You might be able to back up a significant portion of the unique data in IA if you limited it to text files. I think they probably have the highest information to file size ratio.
It’s also probably the most likely to already be back up, though. Interesting issue; you might also get somewhere by cutting the 50TB up into 10GB torrents (or 100GB or whatever, something reasonable for a consumer hard drive) and maybe adding a script that checks the torrent swarm stats to recommend a torrent to download.
Something where I run it, tell it I want to let it use 600GB, and it hands me torrent files for the least seeded 600GB. Maybe a super basic web UI so people can see how well backed up it is?
Unsure if people would sign on or not; I probably would. I’ve got 10 or so TB of NFS I’m not using I could chuck at it. I would guess there are other data hoarders out there who would do the same, but only if it were somewhat easy. I’m probably not going to volunteer to do an hour of rtorrent cleanup a week to make sure I’m backing up the right things.
This is a great question, and a state of the art kind of thing.
HDDs are sold with a lifetime drive read/write amount and power cycle warranty, along with usually some environmental operating envelope. read/write relates to the quality/space of the platter, power cycle is usually the actuator & read/write head being reseated/wearing out. Environment is the same as all other devices in a DC.
Most folks replace drives when they die (reads/writes stall or return garbage), or when the warranty runs out. Some will pay for a warranty exception, and some will just use the drive outside of warranty. Depending on how you use the drive, what environment it's in, etc changes how much you can push things.
I'd say anywhere from 4-8 years, depending on how it's used. In many cases it can be cheaper to have a worse environment for your fleet (thus using less power on hvac) and replace devices more frequently.

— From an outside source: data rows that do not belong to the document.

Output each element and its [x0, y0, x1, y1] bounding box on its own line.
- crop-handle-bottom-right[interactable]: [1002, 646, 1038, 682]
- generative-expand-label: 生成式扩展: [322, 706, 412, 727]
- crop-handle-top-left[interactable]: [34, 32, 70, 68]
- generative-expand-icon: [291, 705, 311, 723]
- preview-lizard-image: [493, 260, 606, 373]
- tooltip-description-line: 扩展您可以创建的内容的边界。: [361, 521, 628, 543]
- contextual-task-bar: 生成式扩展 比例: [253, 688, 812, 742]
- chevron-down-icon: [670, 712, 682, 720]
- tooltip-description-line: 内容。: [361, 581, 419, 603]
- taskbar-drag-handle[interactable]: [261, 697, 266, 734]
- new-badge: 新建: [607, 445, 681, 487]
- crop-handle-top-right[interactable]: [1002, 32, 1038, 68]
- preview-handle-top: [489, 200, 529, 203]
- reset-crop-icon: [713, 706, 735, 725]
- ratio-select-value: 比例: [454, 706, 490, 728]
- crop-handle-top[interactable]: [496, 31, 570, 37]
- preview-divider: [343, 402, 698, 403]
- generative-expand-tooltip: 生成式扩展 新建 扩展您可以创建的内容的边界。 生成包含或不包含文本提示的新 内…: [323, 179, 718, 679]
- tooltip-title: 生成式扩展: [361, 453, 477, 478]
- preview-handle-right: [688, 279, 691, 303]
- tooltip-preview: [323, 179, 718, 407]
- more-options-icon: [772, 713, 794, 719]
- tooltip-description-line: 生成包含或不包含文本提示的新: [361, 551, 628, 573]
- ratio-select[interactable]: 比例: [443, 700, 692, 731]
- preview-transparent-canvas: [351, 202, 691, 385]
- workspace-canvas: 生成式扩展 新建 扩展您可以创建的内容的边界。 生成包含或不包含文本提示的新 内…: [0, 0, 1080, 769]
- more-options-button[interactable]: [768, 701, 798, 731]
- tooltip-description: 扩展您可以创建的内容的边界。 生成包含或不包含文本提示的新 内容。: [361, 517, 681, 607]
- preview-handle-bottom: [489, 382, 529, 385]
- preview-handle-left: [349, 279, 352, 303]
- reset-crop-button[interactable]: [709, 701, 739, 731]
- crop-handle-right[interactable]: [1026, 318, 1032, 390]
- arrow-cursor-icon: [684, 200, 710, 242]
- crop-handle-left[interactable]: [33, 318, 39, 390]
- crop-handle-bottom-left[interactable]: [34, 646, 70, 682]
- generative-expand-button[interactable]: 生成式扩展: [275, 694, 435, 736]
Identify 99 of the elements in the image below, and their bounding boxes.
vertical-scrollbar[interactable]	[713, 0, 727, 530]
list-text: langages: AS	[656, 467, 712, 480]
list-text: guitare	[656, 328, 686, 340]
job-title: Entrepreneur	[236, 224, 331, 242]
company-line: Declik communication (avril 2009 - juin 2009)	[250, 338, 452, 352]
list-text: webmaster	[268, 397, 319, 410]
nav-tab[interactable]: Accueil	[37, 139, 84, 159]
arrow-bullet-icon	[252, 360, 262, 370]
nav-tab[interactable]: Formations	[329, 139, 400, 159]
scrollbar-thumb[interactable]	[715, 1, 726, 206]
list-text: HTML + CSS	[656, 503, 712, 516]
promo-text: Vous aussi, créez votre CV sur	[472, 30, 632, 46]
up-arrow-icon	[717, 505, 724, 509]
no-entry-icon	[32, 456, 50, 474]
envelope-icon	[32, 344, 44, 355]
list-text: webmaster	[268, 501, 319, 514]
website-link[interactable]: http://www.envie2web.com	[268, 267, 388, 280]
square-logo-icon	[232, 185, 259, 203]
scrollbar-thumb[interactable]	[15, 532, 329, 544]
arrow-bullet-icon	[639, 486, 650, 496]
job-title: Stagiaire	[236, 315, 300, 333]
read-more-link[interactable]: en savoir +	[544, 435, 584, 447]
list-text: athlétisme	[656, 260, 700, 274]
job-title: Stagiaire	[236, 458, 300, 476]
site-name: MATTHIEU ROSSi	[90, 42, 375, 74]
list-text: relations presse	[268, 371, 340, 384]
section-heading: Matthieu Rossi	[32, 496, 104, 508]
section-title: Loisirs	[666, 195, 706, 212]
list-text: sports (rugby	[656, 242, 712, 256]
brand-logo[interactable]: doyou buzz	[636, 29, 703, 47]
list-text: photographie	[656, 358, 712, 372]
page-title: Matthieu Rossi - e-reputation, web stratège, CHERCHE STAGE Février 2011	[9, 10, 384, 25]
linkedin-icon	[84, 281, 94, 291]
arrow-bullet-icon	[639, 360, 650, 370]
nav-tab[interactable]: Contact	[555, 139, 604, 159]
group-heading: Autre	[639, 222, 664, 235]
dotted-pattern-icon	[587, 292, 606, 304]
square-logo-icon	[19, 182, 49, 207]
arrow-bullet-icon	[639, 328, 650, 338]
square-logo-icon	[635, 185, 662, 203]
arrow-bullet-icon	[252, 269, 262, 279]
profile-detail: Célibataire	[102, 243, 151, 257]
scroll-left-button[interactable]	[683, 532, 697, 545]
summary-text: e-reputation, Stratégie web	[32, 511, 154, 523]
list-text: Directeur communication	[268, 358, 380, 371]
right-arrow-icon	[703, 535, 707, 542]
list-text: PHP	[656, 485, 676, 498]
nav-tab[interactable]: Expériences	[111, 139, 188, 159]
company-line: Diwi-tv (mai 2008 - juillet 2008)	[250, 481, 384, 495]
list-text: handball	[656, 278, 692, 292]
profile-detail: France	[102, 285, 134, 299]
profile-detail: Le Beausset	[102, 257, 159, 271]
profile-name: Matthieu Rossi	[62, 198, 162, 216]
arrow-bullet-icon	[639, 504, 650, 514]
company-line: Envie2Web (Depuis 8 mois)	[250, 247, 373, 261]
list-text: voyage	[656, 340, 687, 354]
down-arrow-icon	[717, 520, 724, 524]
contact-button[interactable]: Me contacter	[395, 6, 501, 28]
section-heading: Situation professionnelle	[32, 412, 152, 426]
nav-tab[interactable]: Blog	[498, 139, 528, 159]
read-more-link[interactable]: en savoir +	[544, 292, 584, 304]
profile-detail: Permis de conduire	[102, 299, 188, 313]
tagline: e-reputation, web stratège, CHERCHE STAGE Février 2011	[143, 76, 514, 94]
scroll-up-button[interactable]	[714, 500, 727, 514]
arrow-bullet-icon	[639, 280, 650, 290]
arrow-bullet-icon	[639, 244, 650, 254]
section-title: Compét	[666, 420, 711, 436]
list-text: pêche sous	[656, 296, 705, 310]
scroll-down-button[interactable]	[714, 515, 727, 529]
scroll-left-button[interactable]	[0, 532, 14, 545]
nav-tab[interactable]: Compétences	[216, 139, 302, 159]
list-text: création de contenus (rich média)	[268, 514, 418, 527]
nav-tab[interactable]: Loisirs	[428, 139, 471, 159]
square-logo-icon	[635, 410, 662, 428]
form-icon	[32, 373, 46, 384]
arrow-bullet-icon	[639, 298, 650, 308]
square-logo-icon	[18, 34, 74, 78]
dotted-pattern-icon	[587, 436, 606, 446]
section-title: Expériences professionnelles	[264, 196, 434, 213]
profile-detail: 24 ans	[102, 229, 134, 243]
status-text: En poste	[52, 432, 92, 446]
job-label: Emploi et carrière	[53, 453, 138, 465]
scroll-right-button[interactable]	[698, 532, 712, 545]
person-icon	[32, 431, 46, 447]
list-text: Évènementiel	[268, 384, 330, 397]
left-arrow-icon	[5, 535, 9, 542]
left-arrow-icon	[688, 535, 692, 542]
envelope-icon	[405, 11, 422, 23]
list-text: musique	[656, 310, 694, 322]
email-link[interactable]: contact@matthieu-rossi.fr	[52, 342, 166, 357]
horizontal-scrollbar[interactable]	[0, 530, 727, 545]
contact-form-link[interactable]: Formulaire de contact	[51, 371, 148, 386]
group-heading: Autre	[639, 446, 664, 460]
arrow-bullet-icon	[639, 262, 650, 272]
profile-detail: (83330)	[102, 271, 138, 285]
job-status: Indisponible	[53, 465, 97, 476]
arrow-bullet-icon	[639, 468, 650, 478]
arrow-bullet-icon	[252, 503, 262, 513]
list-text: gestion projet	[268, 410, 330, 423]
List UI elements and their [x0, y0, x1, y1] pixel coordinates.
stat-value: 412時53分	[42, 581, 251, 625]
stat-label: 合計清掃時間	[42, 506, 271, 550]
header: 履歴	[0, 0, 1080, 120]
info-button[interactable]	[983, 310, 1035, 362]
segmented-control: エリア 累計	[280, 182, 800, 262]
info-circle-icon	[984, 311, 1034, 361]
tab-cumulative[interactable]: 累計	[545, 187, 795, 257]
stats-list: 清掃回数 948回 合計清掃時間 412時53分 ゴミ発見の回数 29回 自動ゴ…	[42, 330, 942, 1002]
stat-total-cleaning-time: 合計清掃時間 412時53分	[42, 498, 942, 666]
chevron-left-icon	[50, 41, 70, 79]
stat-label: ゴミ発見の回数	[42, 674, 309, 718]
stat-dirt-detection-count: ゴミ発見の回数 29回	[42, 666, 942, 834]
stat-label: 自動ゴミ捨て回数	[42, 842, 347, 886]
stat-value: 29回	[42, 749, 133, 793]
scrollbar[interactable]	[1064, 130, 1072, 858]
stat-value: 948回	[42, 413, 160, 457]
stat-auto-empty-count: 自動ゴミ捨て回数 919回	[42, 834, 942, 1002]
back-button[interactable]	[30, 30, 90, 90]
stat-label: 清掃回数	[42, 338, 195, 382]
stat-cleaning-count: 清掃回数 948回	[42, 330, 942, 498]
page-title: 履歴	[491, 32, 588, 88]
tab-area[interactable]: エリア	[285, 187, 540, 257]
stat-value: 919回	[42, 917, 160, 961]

I remember for a long time (I'm talking 20-ish years back here), every hard drive I bought had double or more the capacity of every drive I'd ever bought previously combined. My first ever 40MB (yes, megabyte) drive got upgraded to an 80MB one, that got updated to a 250MB one, then a 750MB, and then a whopping 2GB drive (how would I _ever_ fill that up???) - and so on. That's slowed down some, but I'm currently starting to think about upgrading my 8TB drives (Raid1 pair) with 20TB drives when the prices start to drop a bit more.
Drives do 140-220MB/s depending on the LBA distance of the readhead, and that's not really changing. 160MB/s is very common.
So your 8TB drives, assuming 1MiB writes with a 20ms latency and 160MB/s, you can rewrite the drive ~155 times/year. At 20T this drops to ~62 times/yr.
Do people really replace their drives when the warranty runs out? Hard drive manufacturers won't provide data recovery on drives that fail under warranty[1]. It makes more economical sense to just run a drive until it dies. You'll end up paying the price for a new drive either way, but less often if you ignore the warranty expiring.
1: I discovered this myself when a Seagate drive containing some important data failed under warranty. If you're foolish enough to send them a failed drive with data you need recovered (like I was), all they'll do is throw it in the bin and send you a replacement drive.
1.71% a year failure rate if you care for the hardware as much as they do.
So the question becomes more like "how long does an average hard drive last while powered down and still reliably be able to power back up and be read?".
I'm fairly sure that is a lot longer than the single digit years that'd be the probably answer to your question.
I wonder if there are useful guidelines for long term storage of powered down hard drives? My gut feel is the major failure modes would be electrolytic capacitor failure, bearings sticking as the lubrication ages, and obseleting of the interfaces. I wonder how hard it'd be to find hardware that'd read my Mac SCSI hard drives from 25 years ago?
Easy… that original Mac is sitting in my basement and it worked like a charm last time it was powered on 4 years ago.
They are cheaper per Gio, and last significantly longer
You'd have to spend a lot more, because with that many drives, you need redundancy now.
I think with that many drives, you'd be losing them constantly, and I suppose you wouldn't know which ones until later (assuming you're doing an offline backup, if you aren't you have to factor in power costs).